I Can See the Future

Trigger Warning: Conservatives will not like this blog

It’s true. I can see the future. In 1967 while in college I wrote a paper predicting the failure in Vietnam much as it would happen in 1975. In 1972 I predicted the failure of the Great Society programs of the Johnson administration. Five years before it happened I predicted the dissolution of the Soviet Union and I predicted the outcome of our wretched attempt in Afghanistan. It is, in fact, one of the reasons I decided to retire from the Agency at 57. I have made other less important predictions, as in ‘this will not have a happy ending,’that have come to fruition, but the point is that on the grand scale I can see the future and so can you.

That I can see the future isn’t because I’m a high functioning autistic ( although I have been diagnosed as such) and have some sort of mathematical algorithm forming mechanism hidden in my brain.

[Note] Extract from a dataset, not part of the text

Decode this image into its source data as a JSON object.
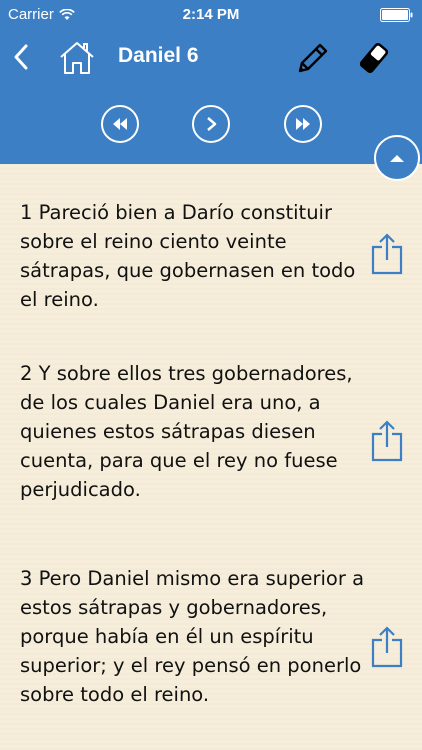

The reason is simply that I have studied the past with an emphasis on the human condition and understand what is and what isn’t possible given certain sets of circumstances.

I often write about what will happen in my novels and short stories. Although it is sometimes difficult when aiming for a happy ending, I believe in having stories with happy endings. This is because there is so much tragedy and victimhood in today’s world. Everybody seems to be a victim, except for those who are successful. Then, unfortunately, schadenfreude happens and they become victims of the “if we can’t be happy, neither can you” mentality.

I’ve written a number of books and stories that, alas, very few people have read. In these books and stories, I discuss the human condition and what makes human nature more predictable than Mother Nature. As I mentioned, I predicted the outcome of the Vietnam War, not because I was clairvoyant, but because I had studied the history of how democracies come to be. There must be a stable middle class and a concept of individuals being empowered by a compact. Additionally, there must be a group of citizens willing to step forward and then away from the trappings of power. That is, corruption must be at a minimum, or at least under control. None of these things/conditions existed in Vietnam. In many cases, it was more backward than even Afghanistan, where almost every empire of the Anno Domini era had broken its swords on the rocks of the Hindu Kush mountains. It was easy to predict Afghanistan’s fate. Why should the experience of the U.S. be different from any of the other empires that tried to subdue the region? It wasn’t.

Johnson’s social programs were going to fail because Idealists built them from their own thoughts of how things should be. They never really considered the people (and their culture) for whom they were building the programs. They started with the premise that everyone shared the dream of having a productive job and being independent. That wasn’t the case. They had already established so many safety net programs that people didn’t have to work. Additionally, they penalized the working poor with these regulations driving males out of the household. It was easy to predict.

The Soviet Union was also an easy call. Communism as practiced in the USSR was both hypocritical and corrupt. The Soviet experience in Afghanistan drove wedges between those who had to fight and those of a protected class. When you looked at Soviet military equipment it was impressive on the outside but basic on the inside. So too was the Soviet culture. Afghanistan was the Soviet Union’s American Vietnam experience.

I have written, but no one has read. I have cried into the void as if shouting into the winds of a hurricane. But I am not the only one who can predict such things. Many others more astute at observation of the human condition and how humans interact have reached into history to make predictions about the future. And then there are the soothsayers, the gods made Cassandra mad, they sent a sea serpent to devour Laocoon, John the Baptist was beheaded. We don’t know what happened to Shakespeare’s soothsayer who warned Caesar about the Ides of March but I’ll bet the conspirators probably had him taken out as well.

And now the prediction. As much as I would like to be wrong I’m not. The Collectivists are going to win. I wrote this in one of my unread novels “They’ve Crossed the Rubicon” which is being serialized on Kindle Vella. Just the sheer weight of the population will eventually force nationalized resource management and once that happens the boundaries of states will fall and one size will fit all. We’ll no longer be the United States of America. We’ll just be America. So, you see there is a strategy behind the open borders policy. We’re already running out of ground water and there is an epic housing shortage. There is a nation wide surge in criminal activity and a drug crisis with the north of Mexico in the hands of ISIS like groups.

More and more people, less water, fewer housing units, more crime, and the list goes on. It will take a completely authoritarian government to control the situation and you will become a member of the collective. There are other reasons but I’ve gone on long enough in this blog.